Serotonin‐1B (5‐HT1B) autoreceptors are located in serotonin (5‐HT) terminals, along with serotonin transporters (SERT), and play a critical role in autoregulation of serotonergic neurotransmission and are implicated in disorders of serotonergic function, particularly emotional regulation. SERT modulates serotonergic neurotransmission by high‐affinity reuptake of 5‐HT. Alterations in SERT activity are associated with increased risk for depression and anxiety. Several neurotransmitter receptors are known to regulate SERT Km and Vmax, and previous work suggests that 5‐HT1B autoreceptors may regulate 5‐HT reuptake, in addition to modulating 5‐HT release and synthesis. We used rotating disk electrode voltammetry to investigate 5‐HT1B autoreceptor regulation of SERT‐mediated 5‐HT uptake into synaptosomes. The selective 5‐HT1B antagonist SB224289 decreased SERT activity in synaptosomes prepared from wild‐type but not 5‐HT1B knockout mice, whereas SERT uptake was enhanced after pretreatment with the selective 5‐HT1B agonist CP94253. Furthermore, SERT activity varies as a function of 5‐HT1B receptor expression—specifically, genetic deletion of 5‐HT1B decreased SERT function, while viral‐mediated overexpression of 5‐HT1B autoreceptors in rat raphe neurons increased SERT activity in rat hippocampal synaptosomes. Considered collectively, these results provide evidence that 5‐HT1B autoreceptors regulate SERT activity. Because SERT clearance rate varies as a function of 5‐HT1B autoreceptor expression levels and is modulated by both activation and inhibition of 5‐HT1B autoreceptors, this dynamic interaction may be an important mechanism of serotonin autoregulation with therapeutic implications. Synapse, 2012.

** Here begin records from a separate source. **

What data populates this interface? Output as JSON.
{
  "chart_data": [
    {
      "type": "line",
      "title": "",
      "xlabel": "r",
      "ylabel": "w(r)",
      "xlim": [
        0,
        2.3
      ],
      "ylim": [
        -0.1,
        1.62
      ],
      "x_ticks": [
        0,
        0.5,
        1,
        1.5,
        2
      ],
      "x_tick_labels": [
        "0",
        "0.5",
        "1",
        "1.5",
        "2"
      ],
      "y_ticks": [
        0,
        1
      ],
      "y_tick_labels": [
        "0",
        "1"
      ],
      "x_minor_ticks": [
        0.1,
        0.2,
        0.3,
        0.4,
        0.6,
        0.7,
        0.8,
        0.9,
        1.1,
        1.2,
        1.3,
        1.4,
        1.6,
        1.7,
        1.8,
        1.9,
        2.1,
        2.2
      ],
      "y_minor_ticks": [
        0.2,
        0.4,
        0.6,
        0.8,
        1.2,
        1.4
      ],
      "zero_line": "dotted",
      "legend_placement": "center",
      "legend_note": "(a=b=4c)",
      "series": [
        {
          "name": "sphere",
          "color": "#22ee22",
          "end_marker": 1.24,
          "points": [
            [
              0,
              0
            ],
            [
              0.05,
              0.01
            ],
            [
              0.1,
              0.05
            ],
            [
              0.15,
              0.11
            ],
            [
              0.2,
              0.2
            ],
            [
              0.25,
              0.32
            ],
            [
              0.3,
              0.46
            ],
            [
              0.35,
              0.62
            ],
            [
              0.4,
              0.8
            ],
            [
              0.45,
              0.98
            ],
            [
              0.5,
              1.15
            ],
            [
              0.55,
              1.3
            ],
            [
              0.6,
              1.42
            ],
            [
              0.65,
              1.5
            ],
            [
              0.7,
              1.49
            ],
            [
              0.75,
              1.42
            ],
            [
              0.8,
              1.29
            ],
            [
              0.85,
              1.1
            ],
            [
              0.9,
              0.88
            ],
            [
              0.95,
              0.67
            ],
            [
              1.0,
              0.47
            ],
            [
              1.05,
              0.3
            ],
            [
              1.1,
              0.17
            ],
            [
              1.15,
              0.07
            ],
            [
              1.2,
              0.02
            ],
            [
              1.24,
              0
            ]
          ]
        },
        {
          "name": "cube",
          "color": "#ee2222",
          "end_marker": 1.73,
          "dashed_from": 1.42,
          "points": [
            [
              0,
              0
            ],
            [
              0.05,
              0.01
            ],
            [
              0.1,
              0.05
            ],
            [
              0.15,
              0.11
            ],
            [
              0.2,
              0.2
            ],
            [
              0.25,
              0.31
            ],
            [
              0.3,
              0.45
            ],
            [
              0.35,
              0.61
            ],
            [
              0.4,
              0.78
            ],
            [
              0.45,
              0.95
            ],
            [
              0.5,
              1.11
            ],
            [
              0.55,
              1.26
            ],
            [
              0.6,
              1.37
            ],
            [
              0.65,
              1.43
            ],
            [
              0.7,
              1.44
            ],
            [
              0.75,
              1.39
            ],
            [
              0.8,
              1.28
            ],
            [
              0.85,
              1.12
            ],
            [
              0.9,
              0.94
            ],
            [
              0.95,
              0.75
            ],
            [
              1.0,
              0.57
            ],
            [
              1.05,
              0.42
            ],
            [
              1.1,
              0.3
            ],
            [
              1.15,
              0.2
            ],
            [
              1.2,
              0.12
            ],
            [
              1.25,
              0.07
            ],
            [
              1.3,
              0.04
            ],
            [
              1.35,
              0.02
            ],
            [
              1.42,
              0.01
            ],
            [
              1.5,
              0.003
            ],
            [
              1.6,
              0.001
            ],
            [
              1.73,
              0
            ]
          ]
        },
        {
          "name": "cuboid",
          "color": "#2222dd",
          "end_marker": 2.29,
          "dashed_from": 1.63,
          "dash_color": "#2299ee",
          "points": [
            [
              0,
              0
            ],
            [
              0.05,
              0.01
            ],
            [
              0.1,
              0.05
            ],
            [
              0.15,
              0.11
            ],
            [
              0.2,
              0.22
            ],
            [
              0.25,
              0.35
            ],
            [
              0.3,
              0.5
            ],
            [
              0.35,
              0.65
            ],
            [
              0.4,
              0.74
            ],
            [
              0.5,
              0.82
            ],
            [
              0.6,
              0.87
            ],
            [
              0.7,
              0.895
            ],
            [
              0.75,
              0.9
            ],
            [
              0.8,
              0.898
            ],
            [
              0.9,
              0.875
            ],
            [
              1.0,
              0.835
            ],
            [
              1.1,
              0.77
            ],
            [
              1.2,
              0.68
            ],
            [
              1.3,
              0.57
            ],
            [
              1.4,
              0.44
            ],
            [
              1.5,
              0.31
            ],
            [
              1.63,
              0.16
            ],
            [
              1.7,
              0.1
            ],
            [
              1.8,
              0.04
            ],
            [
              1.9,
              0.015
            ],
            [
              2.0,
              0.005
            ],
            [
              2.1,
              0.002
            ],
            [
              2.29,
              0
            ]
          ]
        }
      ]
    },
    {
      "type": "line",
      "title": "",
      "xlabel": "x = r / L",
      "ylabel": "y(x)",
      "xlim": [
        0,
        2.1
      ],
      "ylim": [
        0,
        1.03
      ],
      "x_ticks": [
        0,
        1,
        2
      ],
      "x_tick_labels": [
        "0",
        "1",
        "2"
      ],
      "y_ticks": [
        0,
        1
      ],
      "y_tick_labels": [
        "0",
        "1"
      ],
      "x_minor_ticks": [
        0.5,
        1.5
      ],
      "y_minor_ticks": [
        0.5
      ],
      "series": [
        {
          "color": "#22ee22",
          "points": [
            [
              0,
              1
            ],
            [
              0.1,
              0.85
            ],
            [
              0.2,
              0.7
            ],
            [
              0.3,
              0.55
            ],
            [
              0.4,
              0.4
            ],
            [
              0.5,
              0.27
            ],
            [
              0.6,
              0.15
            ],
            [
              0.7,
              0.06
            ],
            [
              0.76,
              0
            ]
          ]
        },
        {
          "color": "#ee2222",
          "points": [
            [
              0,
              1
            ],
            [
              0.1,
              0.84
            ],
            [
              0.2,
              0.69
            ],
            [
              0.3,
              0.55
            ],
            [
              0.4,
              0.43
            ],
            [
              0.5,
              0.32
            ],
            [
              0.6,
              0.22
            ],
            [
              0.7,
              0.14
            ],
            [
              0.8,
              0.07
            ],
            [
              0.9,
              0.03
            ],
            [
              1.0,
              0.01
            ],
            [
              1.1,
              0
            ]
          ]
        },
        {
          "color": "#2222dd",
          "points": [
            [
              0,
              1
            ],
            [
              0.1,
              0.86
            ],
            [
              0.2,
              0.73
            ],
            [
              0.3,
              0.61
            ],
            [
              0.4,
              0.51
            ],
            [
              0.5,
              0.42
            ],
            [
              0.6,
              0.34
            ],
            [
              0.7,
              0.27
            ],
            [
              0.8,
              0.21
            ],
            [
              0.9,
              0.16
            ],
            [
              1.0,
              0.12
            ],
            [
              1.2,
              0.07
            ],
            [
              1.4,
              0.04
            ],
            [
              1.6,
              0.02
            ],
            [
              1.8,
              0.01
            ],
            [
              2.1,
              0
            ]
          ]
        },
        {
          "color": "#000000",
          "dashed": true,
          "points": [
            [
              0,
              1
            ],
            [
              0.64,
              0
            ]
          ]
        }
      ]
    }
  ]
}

5-HT1B mRNA expression after chronic social stress

Chronic stress contributes to vulnerability for depression and drug addiction. The function of the serotonergic system has been found to be modified by chronic stress and these changes may play an important role in stress-related relapses to drug craving. The 5-HT(1B) receptor is expressed in nucleus accumbens (NAc) projection neurons and modulates drug reward mechanisms and there is evidence suggesting that stress alters the regulation and function of these receptors. To examine the role of these receptors in integrating the effects of stress on reward mechanisms, we examined whether chronic or acute social defeat stress (SDS) regulates 5-HT(1B) mRNA in dorsal and ventral striatum, regions that are critical for integrating the effects of environmental stressors on reward motivated behavior. In addition, 5-HT(1B) mRNA regulation in response to another acute stressor, inescapable tailshock, was measured. Our results indicate that intermittent and daily SDS procedures attenuated body weight gain, induced adrenal hypertrophy, and reduced the preference for saccharin, a sweet solution preferred by normal rats. There was a trend for daily, but not intermittent SDS to increase 5-HT(1B) receptor mRNA levels in nucleus accumbens. Therefore, in the next experiment, we examined daily SDS in greater detail and found that it increased 5-HT(1B) receptor mRNA expression in rostral nucleus accumbens shell, an area especially associated with reward functions. Neither acute SDS, nor acute tailshock stress had a significant impact on 5-HT(1B) mRNA expression in the striatum. Since increased 5-HT(1B) receptor expression in nucleus accumbens shell neurons can facilitate cocaine and alcohol reward mechanisms, this adaptation in endogenous 5-HT(1B) mRNA may be involved in the SDS-associated increase in vulnerability for developing addiction.